Seja quem for o vencedor, a política alemã em relação à Europa vai continuar mais ou menos a mesma –a de um país profundamente engajado com os ideais da União Europeia, cauteloso e interessado em preservar a estabilidade e unidade. A questão real é se qualquer líder europeu poderá ser a força de coesão que foi Angela Merkel –e, se não, o que isso vai significar para o futuro do continente.

“A própria Merkel foi importante para conservar a UE unida”, comentou Ulrich Speck, do think tank German Marshall Fund. “Ela zelava pelos interesses de muitos na Europa, especialmente da Europa central, mas também da Itália, para que todos pudessem se conservar unidos.”

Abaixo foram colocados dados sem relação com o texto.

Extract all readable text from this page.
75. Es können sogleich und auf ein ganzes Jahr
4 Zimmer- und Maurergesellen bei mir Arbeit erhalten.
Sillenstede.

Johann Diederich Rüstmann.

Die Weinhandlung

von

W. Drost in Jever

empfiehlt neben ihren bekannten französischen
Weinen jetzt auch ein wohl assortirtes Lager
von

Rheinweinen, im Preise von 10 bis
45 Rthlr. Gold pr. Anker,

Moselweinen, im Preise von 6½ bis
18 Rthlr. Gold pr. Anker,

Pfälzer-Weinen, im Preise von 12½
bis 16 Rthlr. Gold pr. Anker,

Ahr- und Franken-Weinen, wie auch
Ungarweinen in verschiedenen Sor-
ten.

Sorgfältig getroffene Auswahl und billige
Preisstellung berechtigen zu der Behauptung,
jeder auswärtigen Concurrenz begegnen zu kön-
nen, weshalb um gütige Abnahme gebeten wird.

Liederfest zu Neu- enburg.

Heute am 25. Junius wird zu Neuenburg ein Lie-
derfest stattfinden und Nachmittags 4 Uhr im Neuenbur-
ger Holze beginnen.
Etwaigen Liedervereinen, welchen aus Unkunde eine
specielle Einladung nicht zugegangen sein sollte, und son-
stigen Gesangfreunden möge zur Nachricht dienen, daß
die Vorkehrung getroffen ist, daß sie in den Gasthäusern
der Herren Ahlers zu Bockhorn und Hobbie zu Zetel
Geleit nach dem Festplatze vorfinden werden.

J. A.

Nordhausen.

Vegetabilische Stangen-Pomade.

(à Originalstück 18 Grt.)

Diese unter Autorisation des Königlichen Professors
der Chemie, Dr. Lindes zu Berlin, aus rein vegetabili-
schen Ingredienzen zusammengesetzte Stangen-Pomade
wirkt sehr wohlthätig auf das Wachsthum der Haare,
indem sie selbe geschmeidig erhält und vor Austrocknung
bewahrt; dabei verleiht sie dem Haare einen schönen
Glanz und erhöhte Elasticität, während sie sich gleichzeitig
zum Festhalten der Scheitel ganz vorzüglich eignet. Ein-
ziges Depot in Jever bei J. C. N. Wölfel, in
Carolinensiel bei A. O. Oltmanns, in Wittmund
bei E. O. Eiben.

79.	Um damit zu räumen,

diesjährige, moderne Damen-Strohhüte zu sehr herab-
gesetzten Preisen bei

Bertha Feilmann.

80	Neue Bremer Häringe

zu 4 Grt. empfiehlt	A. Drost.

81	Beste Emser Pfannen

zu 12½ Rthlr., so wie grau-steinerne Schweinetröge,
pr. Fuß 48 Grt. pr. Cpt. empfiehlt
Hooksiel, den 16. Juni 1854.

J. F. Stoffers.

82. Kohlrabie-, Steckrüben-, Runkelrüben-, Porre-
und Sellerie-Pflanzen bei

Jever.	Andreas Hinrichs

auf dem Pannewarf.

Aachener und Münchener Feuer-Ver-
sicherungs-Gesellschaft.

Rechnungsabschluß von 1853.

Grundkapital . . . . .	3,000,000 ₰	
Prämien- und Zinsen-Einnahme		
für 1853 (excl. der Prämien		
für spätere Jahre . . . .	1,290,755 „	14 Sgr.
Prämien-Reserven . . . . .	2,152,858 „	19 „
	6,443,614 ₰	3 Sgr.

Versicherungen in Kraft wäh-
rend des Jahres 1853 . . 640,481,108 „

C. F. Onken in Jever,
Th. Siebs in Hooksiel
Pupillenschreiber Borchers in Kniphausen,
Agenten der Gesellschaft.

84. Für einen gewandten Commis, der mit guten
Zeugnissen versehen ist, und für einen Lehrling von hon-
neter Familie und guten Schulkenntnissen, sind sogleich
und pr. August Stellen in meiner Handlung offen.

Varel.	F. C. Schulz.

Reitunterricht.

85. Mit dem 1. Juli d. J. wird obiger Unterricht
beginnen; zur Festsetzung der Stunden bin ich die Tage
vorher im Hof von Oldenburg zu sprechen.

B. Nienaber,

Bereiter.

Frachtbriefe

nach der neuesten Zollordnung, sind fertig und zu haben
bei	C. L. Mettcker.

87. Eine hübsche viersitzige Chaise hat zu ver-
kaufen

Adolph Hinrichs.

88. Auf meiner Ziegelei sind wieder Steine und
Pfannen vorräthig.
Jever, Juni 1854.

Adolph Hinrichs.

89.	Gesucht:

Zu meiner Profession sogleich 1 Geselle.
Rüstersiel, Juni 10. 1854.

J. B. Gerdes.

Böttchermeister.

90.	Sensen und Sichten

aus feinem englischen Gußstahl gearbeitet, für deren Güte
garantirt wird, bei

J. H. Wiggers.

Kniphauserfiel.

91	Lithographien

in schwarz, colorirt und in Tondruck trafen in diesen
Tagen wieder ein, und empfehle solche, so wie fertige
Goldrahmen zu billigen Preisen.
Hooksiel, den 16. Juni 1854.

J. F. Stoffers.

Merkel enxergava a União Europeia como a base fundamental de sua política, disse um político europeu sênior, que a descreveu como a guardiã dos verdadeiros valores da UE, disposta a ceder para conservar o bloco unido, conforme foi evidenciado pelo apoio que ela deu ao endividamento coletivo –até então algo totalmente rejeitado pelos alemães— para financiar um fundo de recuperação do coronavírus.

“Merkel atuou como mediadora, sendo que houve e há muitas forças centrífugas que enfraquecem a Europa”, disse Thomas Kleine-Brockhoff, diretor da representação em Berlim do German Marshall Fund. “Não está igualmente claro como o próximo chanceler vai posicionar-se e posicionar a Alemanha.”

Mas Mark Leonard, diretor do European Council on Foreign Relations, destacou que “seja quem for o premiê, a Alemanha ainda é responsável por mais de metade do comércio chinês com a Europa.” Para ele, a Alemanha é “vastamente mais importante que os outros países em todos os temas principais, desde como lidar com a China até as guerras tecnológicas e a mudança climática”.

Por isso, disse Leonard, Macron “sabe que terá que ganhar a adesão do poder alemão para sua visão”.